Fanzine Does New York Art Week 2011 (1)

Bradford Nordeen


Over the next four days, I’ll be paying a visit to many of the art fairs that orbit the Armory Show, a yearly offing that has led some folks to brand this New York Art Week. I’ll be reporting back with trends and picks from this epic convention of artists, gallerinas and buyers. From the floors of the Armory to Volta, the Armory’s kid sister; from the video art new-comer Moving Image Fair, to last year’s newbie, The Independent; out of mainstays Pulse and Scope; into Brooklyn for Verge and onto a boat (!) for Fountain fair, count on me for some harsh criticism, choice praise and all the gossip I can muster.
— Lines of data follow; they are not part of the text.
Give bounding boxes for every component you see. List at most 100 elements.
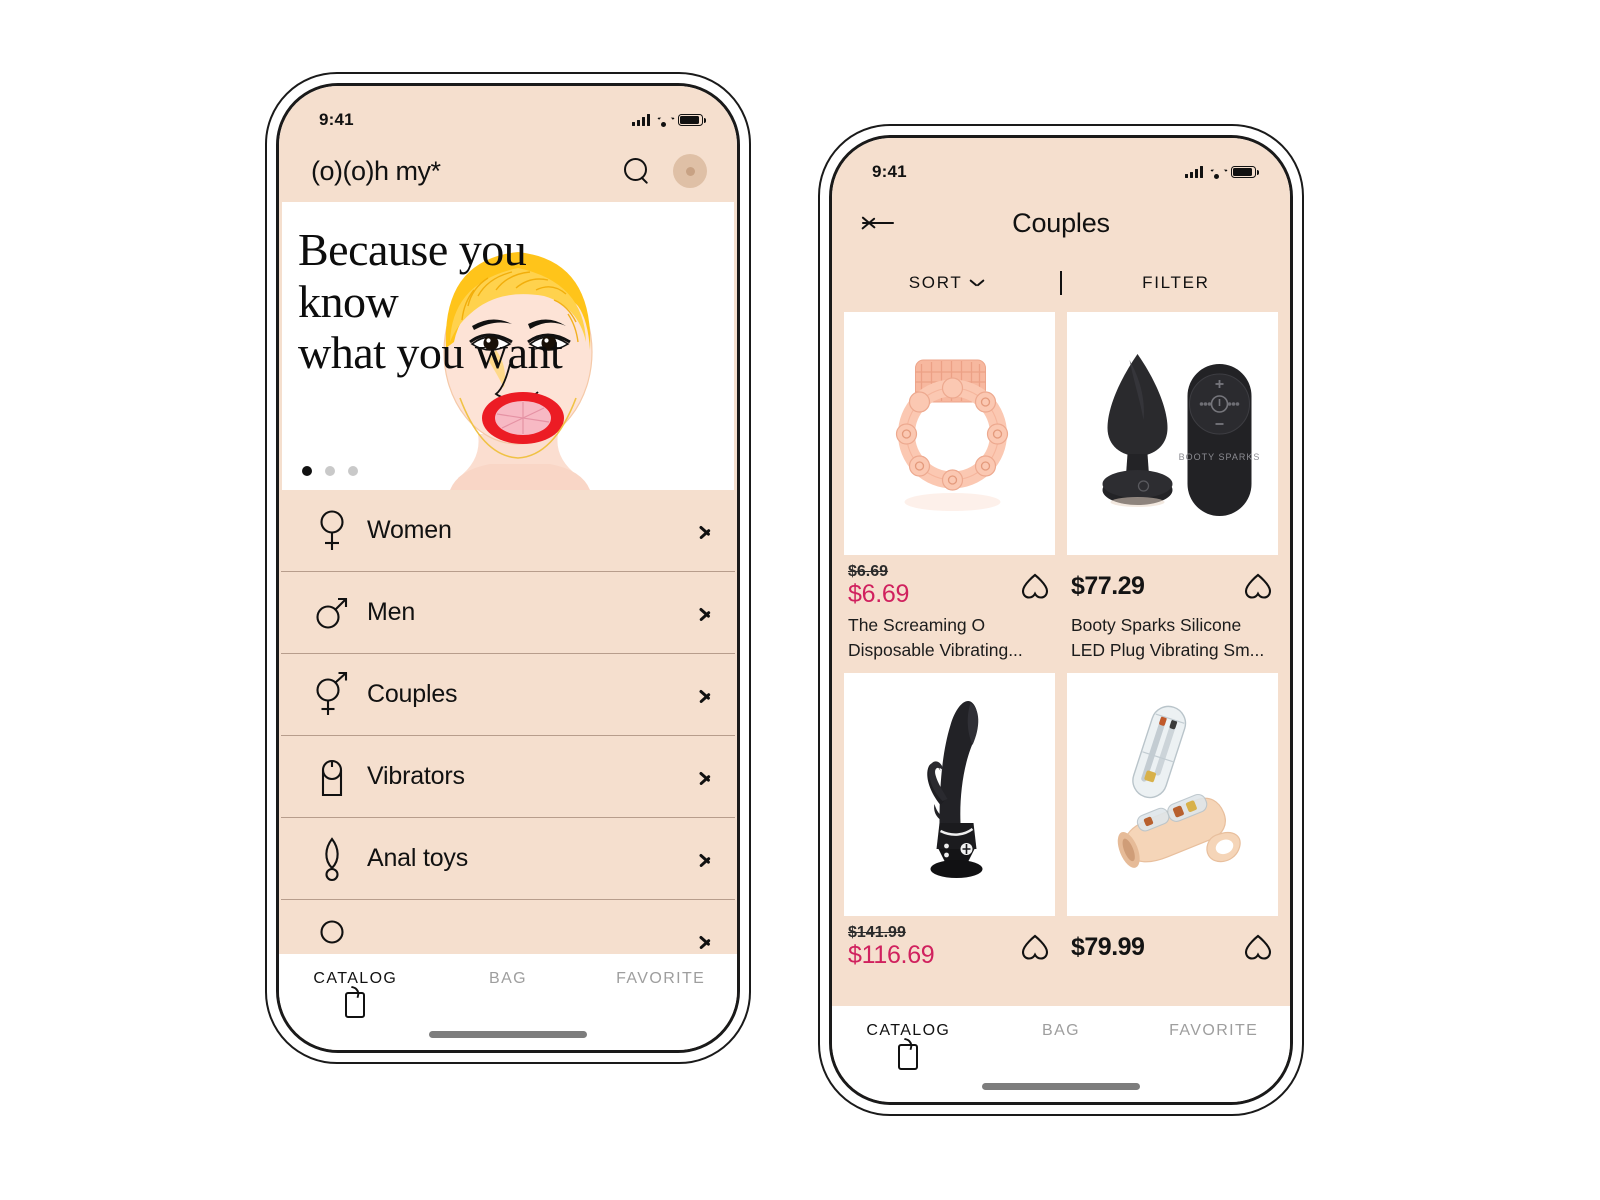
prices: $141.99 $116.69 [848, 924, 935, 969]
category-row-men[interactable]: Men [281, 572, 735, 654]
heart-icon[interactable] [1244, 934, 1272, 960]
category-row-vibrators[interactable]: Vibrators [281, 736, 735, 818]
chevron-down-icon [971, 277, 983, 289]
tab-favorite[interactable]: FAVORITE [1137, 1022, 1290, 1040]
tab-bag[interactable]: BAG [985, 1022, 1138, 1040]
product-title [1067, 972, 1278, 984]
venus-mars-icon [309, 671, 355, 718]
phone-2: 9:41 Couples SORT FILTER $6.69 $6.69 The… [829, 135, 1293, 1105]
product-card[interactable]: $79.99 [1067, 672, 1278, 984]
tab-label: CATALOG [313, 970, 398, 987]
filter-button[interactable]: FILTER [1062, 273, 1290, 293]
price-row: $79.99 [1067, 916, 1278, 972]
product-image-sleeve-bullet [1067, 672, 1278, 916]
heart-icon[interactable] [1021, 934, 1049, 960]
carousel-dots[interactable] [302, 466, 358, 476]
venus-icon [309, 509, 355, 553]
category-row-couples[interactable]: Couples [281, 654, 735, 736]
price-row: $6.69 $6.69 [844, 555, 1055, 611]
status-icons [1185, 165, 1259, 179]
status-time: 9:41 [872, 162, 907, 181]
category-label: Vibrators [367, 762, 465, 790]
status-icons [632, 113, 706, 127]
product-image-cock-ring [844, 312, 1055, 555]
chevron-right-icon [699, 520, 711, 542]
search-icon[interactable] [623, 157, 651, 185]
tab-label: BAG [1042, 1022, 1080, 1039]
hero-line-3: what you want [298, 327, 563, 379]
carousel-dot-2[interactable] [325, 466, 335, 476]
app-header: (o)(o)h my* [279, 140, 737, 202]
category-label: Women [367, 516, 452, 544]
old-price: $141.99 [848, 924, 906, 942]
price: $77.29 [1071, 571, 1145, 600]
product-title [844, 972, 1055, 984]
category-label: Men [367, 598, 416, 626]
product-image-rabbit-vibrator [844, 672, 1055, 916]
product-card[interactable]: $6.69 $6.69 The Screaming O Disposable V… [844, 312, 1055, 673]
tag-icon [898, 1037, 919, 1070]
sale-price: $116.69 [848, 940, 935, 969]
category-row-anal-toys[interactable]: Anal toys [281, 818, 735, 900]
cellular-signal-icon [1185, 166, 1203, 178]
heart-icon[interactable] [1021, 573, 1049, 599]
product-grid: $6.69 $6.69 The Screaming O Disposable V… [832, 312, 1290, 1006]
prices: $77.29 [1071, 571, 1145, 600]
screenshot-stage: 9:41 (o)(o)h my* Because you know what y… [0, 0, 1600, 1200]
bottom-tab-bar: CATALOG BAG FAVORITE [279, 954, 737, 1050]
category-row-women[interactable]: Women [281, 490, 735, 572]
filter-label: FILTER [1142, 273, 1210, 292]
category-list: Women Men Couples Vibrators Anal toys [279, 490, 737, 954]
mars-icon [309, 596, 355, 630]
sort-label: SORT [908, 273, 963, 292]
vibrator-icon [309, 755, 355, 799]
tab-label: FAVORITE [1169, 1022, 1259, 1039]
avatar[interactable] [673, 154, 707, 188]
sale-price: $6.69 [848, 580, 910, 609]
carousel-dot-3[interactable] [348, 466, 358, 476]
price-row: $77.29 [1067, 555, 1278, 611]
tab-label: FAVORITE [616, 970, 706, 987]
price: $79.99 [1071, 932, 1145, 961]
cellular-signal-icon [632, 114, 650, 126]
chevron-right-icon [699, 930, 711, 952]
hero-line-1: Because you [298, 224, 527, 275]
category-row-partial[interactable] [281, 900, 735, 954]
status-time: 9:41 [319, 110, 354, 129]
page-title: Couples [1012, 207, 1110, 238]
chevron-right-icon [699, 766, 711, 788]
tab-bag[interactable]: BAG [432, 970, 585, 988]
tab-label: BAG [489, 970, 527, 987]
prices: $79.99 [1071, 932, 1145, 961]
sort-button[interactable]: SORT [832, 273, 1060, 293]
svg-text:BOOTY SPARKS: BOOTY SPARKS [1179, 452, 1261, 462]
tag-icon [345, 985, 366, 1018]
tab-favorite[interactable]: FAVORITE [584, 970, 737, 988]
partial-icon [309, 919, 355, 955]
product-card[interactable]: BOOTY SPARKS $77.29 Booty Sparks Silicon… [1067, 312, 1278, 673]
carousel-dot-1[interactable] [302, 466, 312, 476]
tab-catalog[interactable]: CATALOG [279, 970, 432, 1018]
chevron-right-icon [699, 602, 711, 624]
home-indicator[interactable] [429, 1031, 587, 1038]
heart-icon[interactable] [1244, 573, 1272, 599]
status-bar: 9:41 [279, 86, 737, 140]
bottom-tab-bar: CATALOG BAG FAVORITE [832, 1006, 1290, 1102]
chevron-right-icon [699, 848, 711, 870]
wifi-icon [1209, 166, 1225, 179]
wifi-icon [656, 114, 672, 127]
home-indicator[interactable] [982, 1083, 1140, 1090]
prices: $6.69 $6.69 [848, 564, 910, 609]
phone-2-screen: 9:41 Couples SORT FILTER $6.69 $6.69 The… [832, 138, 1290, 1102]
back-arrow-icon[interactable] [861, 210, 896, 236]
hero-line-2: know [298, 275, 399, 327]
tab-catalog[interactable]: CATALOG [832, 1022, 985, 1070]
brand-logo: (o)(o)h my* [311, 155, 441, 186]
status-bar: 9:41 [832, 138, 1290, 192]
hero-headline: Because you know what you want [298, 224, 722, 379]
product-card[interactable]: $141.99 $116.69 [844, 672, 1055, 984]
product-image-black-plug: BOOTY SPARKS [1067, 312, 1278, 555]
hero-banner-carousel[interactable]: Because you know what you want [282, 202, 734, 490]
phone-1-screen: 9:41 (o)(o)h my* Because you know what y… [279, 86, 737, 1050]
plug-icon [309, 836, 355, 882]
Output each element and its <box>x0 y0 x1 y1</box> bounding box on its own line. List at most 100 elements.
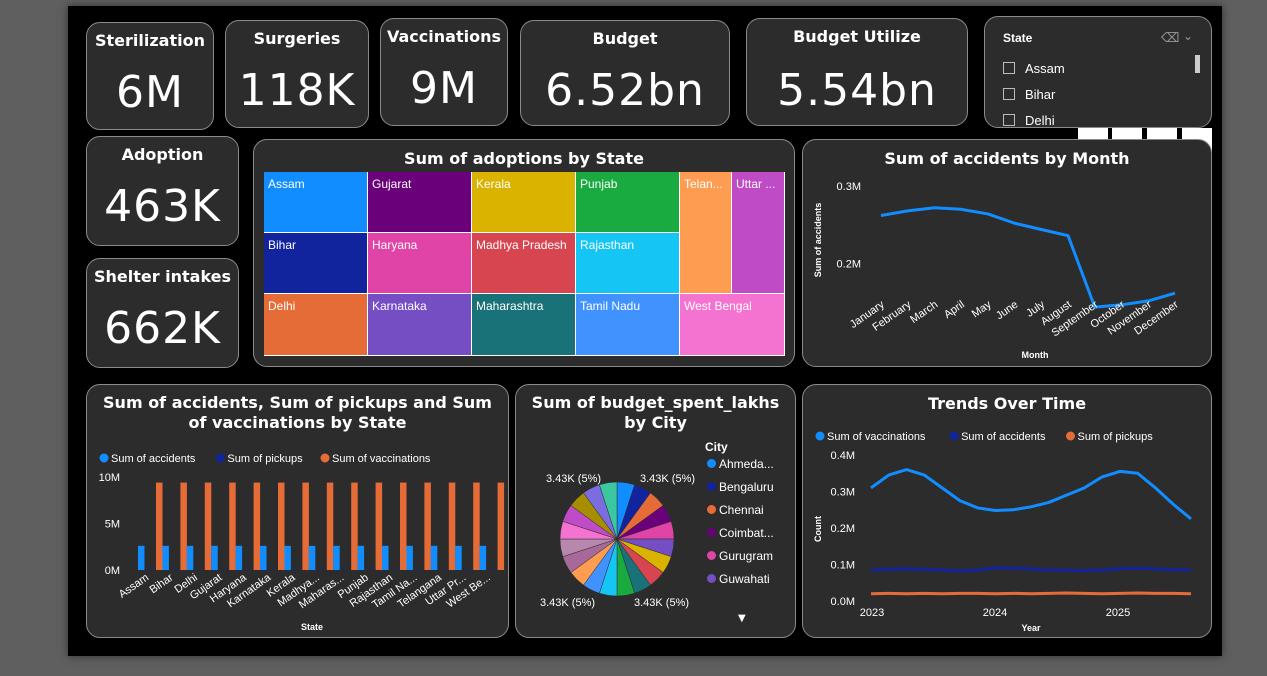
treemap-tile[interactable]: Tamil Nadu <box>576 294 680 356</box>
bar[interactable] <box>497 482 505 570</box>
bar[interactable] <box>357 545 365 570</box>
bar[interactable] <box>156 482 163 570</box>
legend-item[interactable]: Ahmeda... <box>707 457 774 471</box>
bar[interactable] <box>351 482 358 570</box>
bar[interactable] <box>180 482 187 570</box>
bar[interactable] <box>171 569 178 571</box>
legend-label[interactable]: Sum of accidents <box>961 431 1046 443</box>
treemap-tile[interactable]: Punjab <box>576 172 680 233</box>
kpi-card-budget[interactable]: Budget 6.52bn <box>520 20 730 126</box>
bar[interactable] <box>391 569 398 571</box>
legend-label[interactable]: Sum of vaccinations <box>332 453 431 465</box>
legend-item[interactable]: Gurugram <box>707 549 773 563</box>
checkbox[interactable] <box>1003 114 1015 126</box>
treemap-tile[interactable]: Assam <box>264 172 368 233</box>
treemap-tile[interactable]: Karnataka <box>368 294 472 356</box>
bar[interactable] <box>186 545 194 570</box>
bar[interactable] <box>430 545 438 570</box>
legend-scroll-down-icon[interactable]: ▼ <box>738 613 746 624</box>
treemap-tile[interactable]: Maharashtra <box>472 294 576 356</box>
treemap[interactable]: Assam Gujarat Kerala Punjab Telan... Uttar ..… <box>264 172 785 356</box>
bar[interactable] <box>162 545 169 570</box>
bar[interactable] <box>488 569 496 571</box>
bar[interactable] <box>302 482 309 570</box>
slicer-item-assam[interactable]: Assam <box>1003 61 1065 76</box>
bar[interactable] <box>333 545 340 570</box>
bar[interactable] <box>464 569 471 571</box>
bar[interactable] <box>366 569 374 571</box>
bar[interactable] <box>147 569 154 571</box>
city-pie-card[interactable]: Sum of budget_spent_lakhs by City 3.43K … <box>515 384 796 638</box>
state-slicer[interactable]: State ⌫ ⌄ Assam Bihar Delhi <box>984 16 1212 128</box>
bar[interactable] <box>278 482 285 570</box>
kpi-card-sterilization[interactable]: Sterilization 6M <box>86 22 214 130</box>
trends-card[interactable]: Trends Over Time Sum of vaccinations Sum … <box>802 384 1212 638</box>
legend-label[interactable]: Sum of pickups <box>1078 431 1154 443</box>
state-bars-chart[interactable]: Sum of accidents Sum of pickups Sum of vac… <box>87 385 509 638</box>
bar[interactable] <box>400 482 407 570</box>
treemap-tile[interactable]: West Bengal <box>680 294 785 356</box>
bar[interactable] <box>269 569 276 571</box>
trends-line-chart[interactable]: Sum of vaccinations Sum of accidents Sum o… <box>803 385 1212 638</box>
bar[interactable] <box>479 545 487 570</box>
treemap-tile[interactable]: Haryana <box>368 233 472 294</box>
bar[interactable] <box>211 545 218 570</box>
accidents-line[interactable] <box>880 206 1176 309</box>
kpi-card-vaccinations[interactable]: Vaccinations 9M <box>380 18 508 126</box>
accidents-month-line-chart[interactable]: 0.3M0.2MJanuaryFebruaryMarch April May June… <box>803 140 1212 367</box>
checkbox[interactable] <box>1003 88 1015 100</box>
trend-line[interactable] <box>870 468 1192 521</box>
legend-label[interactable]: Sum of vaccinations <box>827 431 926 443</box>
bar[interactable] <box>317 569 325 571</box>
bar[interactable] <box>424 482 431 570</box>
bar[interactable] <box>293 569 300 571</box>
chevron-down-icon[interactable]: ⌄ <box>1183 29 1193 43</box>
bar[interactable] <box>235 545 243 570</box>
bar[interactable] <box>204 482 212 570</box>
bar[interactable] <box>220 569 227 571</box>
kpi-card-surgeries[interactable]: Surgeries 118K <box>225 20 369 128</box>
state-bars-card[interactable]: Sum of accidents, Sum of pickups and Sum… <box>86 384 509 638</box>
slicer-scrollbar[interactable] <box>1195 55 1200 73</box>
bar[interactable] <box>195 569 203 571</box>
bar[interactable] <box>308 545 316 570</box>
legend-label[interactable]: Sum of accidents <box>111 453 196 465</box>
treemap-tile[interactable]: Rajasthan <box>576 233 680 294</box>
accidents-month-card[interactable]: Sum of accidents by Month 0.3M 0.2M Januar… <box>802 139 1212 367</box>
bar[interactable] <box>260 545 267 570</box>
bar[interactable] <box>253 482 261 570</box>
trend-line[interactable] <box>870 591 1192 596</box>
slicer-item-delhi[interactable]: Delhi <box>1003 113 1055 127</box>
bar[interactable] <box>439 569 447 571</box>
treemap-tile[interactable]: Madhya Pradesh <box>472 233 576 294</box>
treemap-tile[interactable]: Delhi <box>264 294 368 356</box>
kpi-card-shelter-intakes[interactable]: Shelter intakes 662K <box>86 258 239 368</box>
slicer-item-bihar[interactable]: Bihar <box>1003 87 1055 102</box>
treemap-tile[interactable]: Telan... <box>680 172 732 294</box>
legend-item[interactable]: Coimbat... <box>707 526 774 540</box>
legend-label[interactable]: Sum of pickups <box>227 453 303 465</box>
bar[interactable] <box>406 545 413 570</box>
bar[interactable] <box>382 545 389 570</box>
treemap-tile[interactable]: Uttar ... <box>732 172 785 294</box>
legend-item[interactable]: Chennai <box>707 503 764 517</box>
bar[interactable] <box>326 482 334 570</box>
bar[interactable] <box>229 482 236 570</box>
adoptions-treemap-card[interactable]: Sum of adoptions by State Assam Gujarat Ke… <box>253 139 795 367</box>
treemap-tile[interactable]: Bihar <box>264 233 368 294</box>
bar[interactable] <box>448 482 456 570</box>
bar[interactable] <box>284 545 291 570</box>
kpi-card-adoption[interactable]: Adoption 463K <box>86 136 239 246</box>
bar[interactable] <box>342 569 349 571</box>
legend-item[interactable]: Guwahati <box>707 572 770 586</box>
trend-line[interactable] <box>870 566 1192 573</box>
bar[interactable] <box>473 482 480 570</box>
eraser-icon[interactable]: ⌫ <box>1161 31 1179 46</box>
treemap-tile[interactable]: Kerala <box>472 172 576 233</box>
checkbox[interactable] <box>1003 62 1015 74</box>
bar[interactable] <box>244 569 252 571</box>
treemap-tile[interactable]: Gujarat <box>368 172 472 233</box>
bar[interactable] <box>415 569 422 571</box>
bar[interactable] <box>138 545 145 570</box>
bar[interactable] <box>455 545 462 570</box>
The week commenced quietly with a “mini art fair” that showcases the “accessible & impressive.” Opening two days before the Armory, the small and dependable Bowery-based Zürcher Studio, collaborated with six other galleries (Audio Visual Arts, Feature Inc., The Journal Gallery, The Proposition, Parker’s Box, and Stephan Stoyanov Gallery) to compose Salon Zürcher, “for those who feel they are missing out on visiting the individual gallery amongst the whirlwind…of the Armory Show.” The bi-national Zürcher Studio has always struck me as defiantly European, a breath of fresh (Parisian) air when confronted with New York’s propensity for white cube galleries – from Zürcher’s use of their exposed wood flooring to the open-door office space – out of which amiable co-founder Gwenolee Zürcher typically pours. So it is sad that Salon Zürcher doesn’t follow these leanings. Instead, they build the same old art fair cubicles to sort out their guests. Zürcher’s fascinating roster gets caught in the clutter of their cramped install.  Brian Belott’s vibrant works come off one-note when confronted with John Hodany’s not-similar-enough large figurative seal painting “Venus in Antarctica, 2010.”  A wall of David Lefebvre’s concise and gloppy oil paintings lurk beneath a dissonant work by Esther Tielemans. I know, I know… it’s a salon, but really.

Elsewhere, the art is a mixed bag. Stephan Stoyanov Gallery presents Jeff Gibson’s Asylum, 2010, typographic works on paper, definitions that get the viewer in the mood for the week to come.  “Stainless Zeal” reads one, “an insincere enthusiasm leaving no impression.” Black and red text, white paper on white frames, the install makes a striking visual statement – but it turns out it’s the statements that are the problem. The more time I gave Asylum, the more these pieces digressed into mere puns. A confusing installation at Parker’s Box pits two small projections against one another, two non-related video works are trained in such close proximity that I mistook it for a 2-channel. Audio Visual Arts (AVA) easily steals the show with their sound-heavy installation. A marbleized Seth Price record, Honesty, spins on a Vestax turntable and, on an opposite wall, a metal device offers an array of sound compositions – Marina Rosenfeld’s I Love You Man, 2009 alongside Delia Derbyshire’s gorgeous Dreams / Colour, 1964. The channels of the small metal box, which reminds of a front door intercom, are open ports for the singular headphones set. Pull out from one drone work and plug into Kathy Acker’s 1980 reading of I Was Walking Down The Street. Swap that out for Judy Dunaway’s For A Chorus of Balloons, 2000, which, yes, is exactly what it sounds like, and you’ve really got yourself some real dissonance!